Abstract:
Purpose - The purpose of this study was to investigate empirically whether financial
development including Islamic loans leads to economic growth
Design/methodology/approach - This study covered 13 countries form the MENA
region during the period of 2001-2015. Multiple Fixed effect models were used on a
balanced panel to check the impact of financial development variables on the GDP
per capita.
Findings - Conventional loans and Islamic loans have significant positive
relationship with economic growth. While bank asset concentration, stock market
total traded value, stock market capitalization and non- performing loans have a
significant negative relationship with economic growth.

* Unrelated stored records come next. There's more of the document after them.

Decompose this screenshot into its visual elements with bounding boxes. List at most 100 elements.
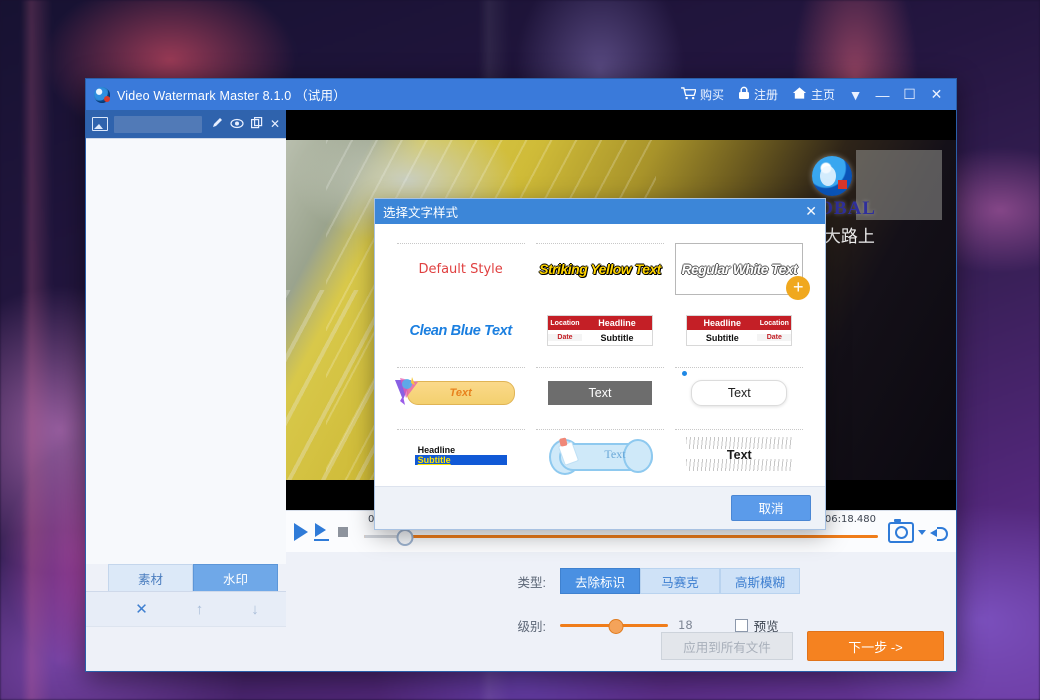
news-card-row-bottom: Date Subtitle <box>547 330 652 346</box>
style-option-regular-white-text[interactable]: Regular White Text + <box>675 242 811 300</box>
style-option-clean-blue-text[interactable]: Clean Blue Text <box>397 305 525 357</box>
stop-icon <box>338 527 348 537</box>
buy-button[interactable]: 购买 <box>674 79 731 110</box>
style-option-sketch-text[interactable]: Text <box>675 428 804 481</box>
sidebar-tab-watermark[interactable]: 水印 <box>193 564 278 591</box>
type-button-mosaic[interactable]: 马赛克 <box>640 568 720 594</box>
headline-text: Headline <box>414 445 507 456</box>
type-button-gaussian-blur[interactable]: 高斯模糊 <box>720 568 800 594</box>
style-option-news-card-left[interactable]: Location Headline Date Subtitle <box>536 305 664 357</box>
sidebar-tabs: 素材 水印 <box>86 564 286 591</box>
watermark-name-field[interactable] <box>114 115 202 133</box>
homepage-button[interactable]: 主页 <box>785 79 842 110</box>
remove-item-button[interactable]: ✕ <box>135 602 148 617</box>
eye-icon[interactable] <box>230 118 244 131</box>
style-option-blue-cloud-text[interactable]: Text <box>535 428 664 481</box>
play-button[interactable] <box>294 523 308 541</box>
card-headline: Headline <box>598 318 636 329</box>
bottom-action-bar: 应用到所有文件 下一步 -> <box>286 621 956 671</box>
type-button-remove-logo[interactable]: 去除标识 <box>560 568 640 594</box>
minimize-button[interactable]: — <box>869 79 896 110</box>
next-step-button[interactable]: 下一步 -> <box>807 631 944 661</box>
card-date: Date <box>547 334 582 342</box>
style-label: Regular White Text <box>681 260 798 277</box>
stop-button[interactable] <box>338 527 348 537</box>
style-option-white-rounded-text[interactable]: Text <box>675 366 804 419</box>
timeline-scrubber-handle[interactable] <box>396 529 414 546</box>
subtitle-text: Subtitle <box>414 455 507 466</box>
style-option-gray-box-text[interactable]: Text <box>535 366 664 419</box>
yellow-pill-preview: Text <box>394 377 515 406</box>
move-down-button[interactable]: ↓ <box>251 602 259 617</box>
close-button[interactable]: ✕ <box>923 79 950 110</box>
style-option-striking-yellow-text[interactable]: Striking Yellow Text <box>535 242 664 295</box>
timeline-progress-track[interactable] <box>364 535 878 538</box>
card-date: Date <box>757 334 792 342</box>
buy-label: 购买 <box>699 88 724 102</box>
maximize-button[interactable]: ☐ <box>896 79 923 110</box>
droplet-logo-icon <box>94 86 110 103</box>
style-label: Default Style <box>418 261 503 277</box>
cart-icon <box>681 86 697 103</box>
style-label: Striking Yellow Text <box>539 261 661 278</box>
home-icon <box>792 86 807 103</box>
dialog-title-bar: 选择文字样式 ✕ <box>375 199 825 224</box>
global-globe-logo-icon <box>812 156 853 196</box>
speaker-icon[interactable] <box>930 525 948 541</box>
cancel-button[interactable]: 取消 <box>731 494 811 521</box>
card-location: Location <box>759 319 789 327</box>
window-menu-button[interactable]: ▼ <box>842 79 869 110</box>
watermark-list[interactable] <box>86 138 286 564</box>
type-row: 类型: 去除标识 马赛克 高斯模糊 <box>286 566 956 596</box>
application-window: Video Watermark Master 8.1.0 （试用） 购买 注册 <box>85 78 957 672</box>
sketch-preview: Text <box>684 435 794 475</box>
duplicate-icon[interactable] <box>250 117 263 131</box>
image-icon <box>92 117 108 131</box>
apply-to-all-button[interactable]: 应用到所有文件 <box>661 632 793 660</box>
register-button[interactable]: 注册 <box>731 79 785 110</box>
style-label: Text <box>588 386 612 401</box>
card-location: Location <box>550 319 580 327</box>
homepage-label: 主页 <box>810 88 835 102</box>
timeline-right-controls <box>888 518 948 543</box>
sidebar: ✕ 素材 水印 ✕ ↑ ↓ <box>86 110 287 671</box>
card-subtitle: Subtitle <box>705 332 739 343</box>
card-headline: Headline <box>703 318 742 329</box>
play-selection-button[interactable] <box>314 523 332 541</box>
dialog-footer: 取消 <box>375 485 825 529</box>
style-option-headline-subtitle-bar[interactable]: Headline Subtitle <box>396 428 525 481</box>
news-card-left-preview: Location Headline Date Subtitle <box>546 315 653 347</box>
sidebar-tab-material[interactable]: 素材 <box>108 564 193 591</box>
camera-icon[interactable] <box>888 518 914 543</box>
dialog-title: 选择文字样式 <box>383 205 459 220</box>
white-rounded-preview: Text <box>682 371 788 407</box>
style-option-yellow-pill-text[interactable]: Text <box>394 366 525 419</box>
style-label: Text <box>604 447 626 462</box>
sidebar-header: ✕ <box>86 110 286 138</box>
news-card-row-bottom: Subtitle Date <box>687 330 792 346</box>
sidebar-footer <box>86 626 286 671</box>
move-up-button[interactable]: ↑ <box>196 602 204 617</box>
style-label: Text <box>726 448 752 463</box>
text-style-dialog: 选择文字样式 ✕ Default Style Striking Yellow T… <box>374 198 826 530</box>
type-segmented-control: 去除标识 马赛克 高斯模糊 <box>560 568 800 594</box>
style-option-news-card-right[interactable]: Headline Location Subtitle Date <box>675 305 803 357</box>
caret-down-icon[interactable] <box>918 529 926 535</box>
add-style-badge-icon[interactable]: + <box>786 275 811 300</box>
card-subtitle: Subtitle <box>600 332 634 343</box>
window-title: Video Watermark Master 8.1.0 （试用） <box>117 89 346 103</box>
register-label: 注册 <box>753 88 778 102</box>
blue-dot-icon <box>682 371 688 377</box>
sidebar-actions: ✕ ↑ ↓ <box>86 591 286 626</box>
bird-logo-icon <box>392 374 426 408</box>
news-card-row-top: Location Headline <box>547 316 652 331</box>
style-option-default-style[interactable]: Default Style <box>396 242 525 295</box>
sidebar-header-icons: ✕ <box>211 117 280 131</box>
type-label: 类型: <box>517 575 546 590</box>
play-selection-icon <box>314 523 332 541</box>
edit-pencil-icon[interactable] <box>211 117 223 131</box>
dialog-close-icon[interactable]: ✕ <box>805 203 817 220</box>
style-label: Clean Blue Text <box>409 322 513 339</box>
close-icon[interactable]: ✕ <box>270 118 280 130</box>
cloud-preview: Text <box>545 435 655 476</box>
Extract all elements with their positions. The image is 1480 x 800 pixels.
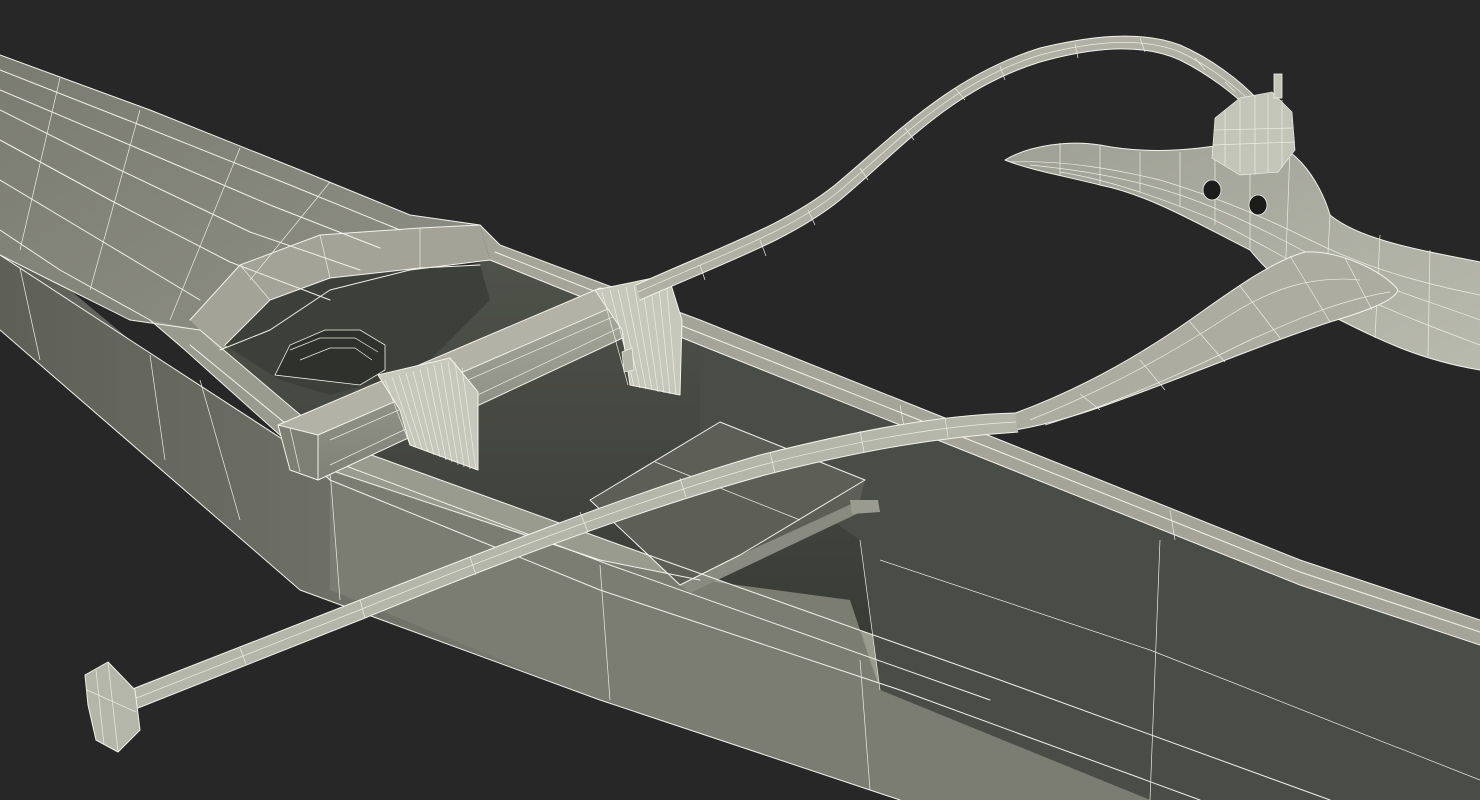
float-hole-right [1248,194,1268,216]
float-pin [1273,73,1283,99]
render-viewport [0,0,1480,800]
paddle-blade [1010,251,1398,430]
float-hole-left [1202,179,1222,201]
wireframe-scene [0,35,1480,800]
float-connector [1212,92,1295,175]
seat-peg [850,500,880,514]
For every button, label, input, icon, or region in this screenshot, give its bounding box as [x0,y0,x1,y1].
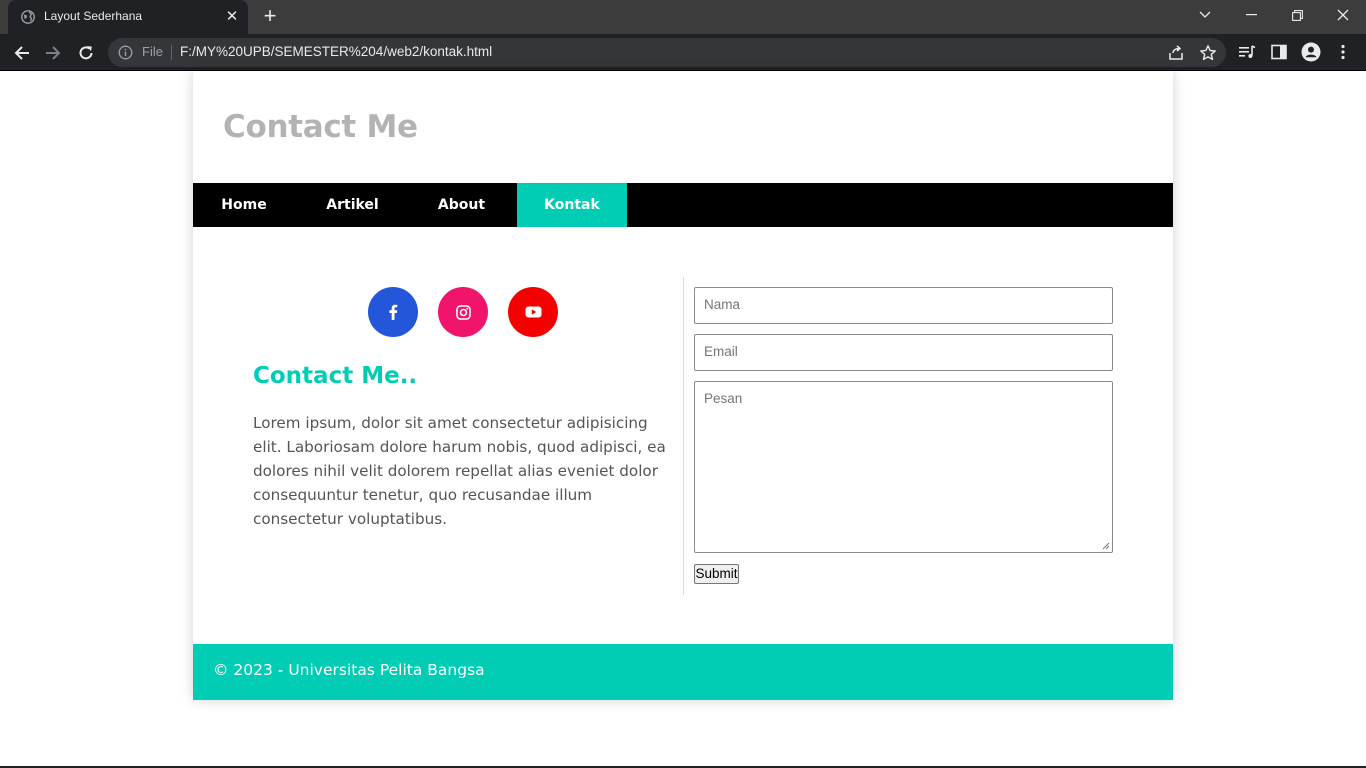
facebook-icon [389,304,398,320]
message-placeholder: Pesan [704,391,743,406]
profile-button[interactable] [1301,42,1321,62]
nav-kontak[interactable]: Kontak [517,183,627,227]
profile-icon [1301,42,1321,62]
arrow-right-icon [46,46,61,60]
youtube-button[interactable] [508,287,558,337]
browser-toolbar: File F:/MY%20UPB/SEMESTER%204/web2/konta… [0,34,1366,71]
nav-home[interactable]: Home [193,183,295,227]
new-tab-button[interactable]: + [259,5,281,28]
browser-tab-bar: Layout Sederhana ✕ + [0,0,1366,34]
column-divider [683,277,684,595]
instagram-icon [455,304,471,320]
omnibox-divider [171,45,172,60]
address-bar[interactable]: File F:/MY%20UPB/SEMESTER%204/web2/konta… [108,38,1226,67]
nav-about[interactable]: About [410,183,513,227]
message-textarea[interactable]: Pesan [694,381,1113,553]
share-icon[interactable] [1167,44,1185,62]
arrow-left-icon [14,46,29,60]
email-input[interactable]: Email [694,334,1113,371]
main-navbar: Home Artikel About Kontak [193,183,1173,227]
minimize-button[interactable] [1228,0,1274,30]
close-icon [1337,9,1349,21]
restore-icon [1291,9,1303,21]
footer-copyright: © 2023 - Universitas Pelita Bangsa [213,661,485,679]
more-vertical-icon [1341,44,1345,60]
side-panel-icon [1271,44,1287,60]
resize-grip-icon[interactable] [1102,542,1110,550]
tab-search-button[interactable] [1182,0,1228,30]
info-icon[interactable] [118,45,133,60]
security-label: File [142,44,163,59]
globe-icon [21,10,35,24]
nav-artikel[interactable]: Artikel [295,183,410,227]
side-panel-button[interactable] [1269,42,1289,62]
site-footer: © 2023 - Universitas Pelita Bangsa [193,644,1173,700]
site-title: Contact Me [223,109,418,145]
back-button[interactable] [9,40,35,66]
page-container: Contact Me Home Artikel About Kontak Con… [193,71,1173,700]
forward-button[interactable] [40,40,66,66]
youtube-icon [525,306,541,318]
close-window-button[interactable] [1320,0,1366,30]
restore-button[interactable] [1274,0,1320,30]
contact-heading: Contact Me.. [253,363,418,389]
name-input[interactable]: Nama [694,287,1113,324]
bookmark-star-icon[interactable] [1199,44,1217,62]
facebook-button[interactable] [368,287,418,337]
tab-title: Layout Sederhana [44,9,143,23]
contact-info-column: Contact Me.. Lorem ipsum, dolor sit amet… [193,277,683,595]
page-viewport: Contact Me Home Artikel About Kontak Con… [0,71,1366,768]
reload-button[interactable] [73,40,99,66]
playlist-icon [1239,45,1256,58]
reload-icon [79,46,93,60]
instagram-button[interactable] [438,287,488,337]
menu-button[interactable] [1333,42,1353,62]
browser-tab[interactable]: Layout Sederhana ✕ [8,0,248,34]
media-control-button[interactable] [1237,42,1257,62]
chevron-down-icon [1199,11,1211,18]
submit-button[interactable]: Submit [694,564,739,584]
url-text[interactable]: F:/MY%20UPB/SEMESTER%204/web2/kontak.htm… [180,44,492,59]
minimize-icon [1245,14,1257,16]
close-tab-icon[interactable]: ✕ [224,8,240,24]
contact-description: Lorem ipsum, dolor sit amet consectetur … [253,414,666,528]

On another note, we
concluded that the economic freedom index and the return on equity are not
significant.
Research limitations/implications - The data of Islamic loans was not available
through secondary data. Hence we were obliged to collect primary data and the
collection of data took a lot of our time and we are obliged to present this study within
a specific time, thus we were not able to do further analysis on the components of
loans.
Practical implications -- The stock markets playing a minor role in financing the
private sector must be improved to allow more accessibility for financing. However,
from another hand, regulators must adopt strict regulations to control the volatility of
prices in the market. Moreover, banks in MENA having a high exposure to the public
sector must increase their credits to the private sector, whether through conventional
loans or Islamic loans in order to boost the economy
Originality/value - Provides a comprehensive study on financial development and
especially Islamic loans. It also fills a gap in the empirical studies related to the
MENA region.
Description:
MSFRM -- Faculty of Business Administration and Economics, Notre Dame University, Louaize, 2018; "A thesis submitted in partial fulfillment of the requirements for the degree of the Master of Science in Financial Risk Management"; Includes bibliographical references (leaves 72-78).